Ora sta a Kersti Kaljulaid, il presidente, il compito di nominare un primo ministro che riesca a superare la frammentarietà di questo voto, il rischio è che si ripeta l’esperienza della Svezia, rimasta quattro mesi senza un governo e a fare prove di coalizioni antipopuliste. Anche in Estonia sia il Partito riformatore sia i centristi hanno escluso che collaboreranno con Ekre.
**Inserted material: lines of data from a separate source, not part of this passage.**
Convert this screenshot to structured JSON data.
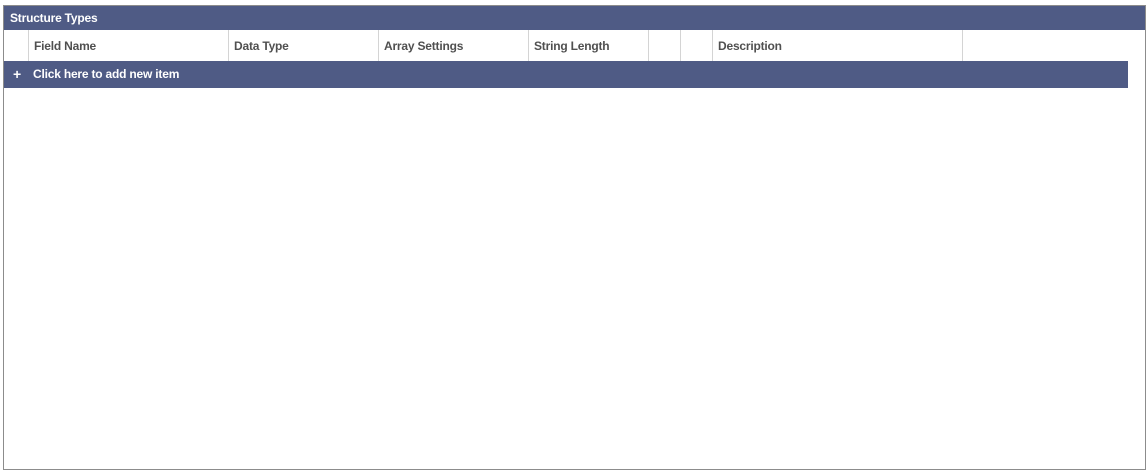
{
  "panel": {
    "title": "Structure Types"
  },
  "grid": {
    "columns": [
      {
        "key": "row_selector",
        "label": ""
      },
      {
        "key": "field_name",
        "label": "Field Name"
      },
      {
        "key": "data_type",
        "label": "Data Type"
      },
      {
        "key": "array_settings",
        "label": "Array Settings"
      },
      {
        "key": "string_length",
        "label": "String Length"
      },
      {
        "key": "extra_1",
        "label": ""
      },
      {
        "key": "extra_2",
        "label": ""
      },
      {
        "key": "description",
        "label": "Description"
      },
      {
        "key": "filler",
        "label": ""
      }
    ],
    "rows": []
  },
  "add_row": {
    "icon": "plus-icon",
    "icon_glyph": "+",
    "label": "Click here to add new item"
  },
  "colors": {
    "header_bg": "#4f5b85",
    "header_text": "#ffffff",
    "column_text": "#505050",
    "border": "#8c8c8c"
  }
}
Ma ora a catturare tutte le attenzioni è Kaja Kallas, la leader dei riformatori, avvocato quarantenne che, dopo aver saputo l’esito delle elezioni, davanti ai suoi sostenitori ha confessato: “Sono sorpresa e devo ammettere che avevo già preparato due discorsi”, uno in caso di sconfitta e l’altro in caso di (inaspettata) vittoria. La Kallas è pronta a riformare, in economia propone un programma liberista, ha promesso che l’unica lingua di insegnamento nelle scuole sarà l’estone, a scapito del russo, e soprattutto vuole che l’Estonia diventi un paese moderno, tecnologico, in grado di attrarre imprese e aziende straniere. Lei, già figlia di un ex premier, Siim Kallas, è tornata a Tallin dopo aver trascorso anni nel Parlamento europeo. La sua missione era ricompattare il Partito riformatore e rimetterlo alla guida della nazione. Le trattative per formare un governo potrebbero durare un po’. Per ora riformatori e centristi sono riusciti a sconfiggere i populisti, i più temuti, la prossima sfida di Kaja Kallas sarà quella di sconfiggere la frammentazione, nuovo ostacolo delle elezioni in Europa.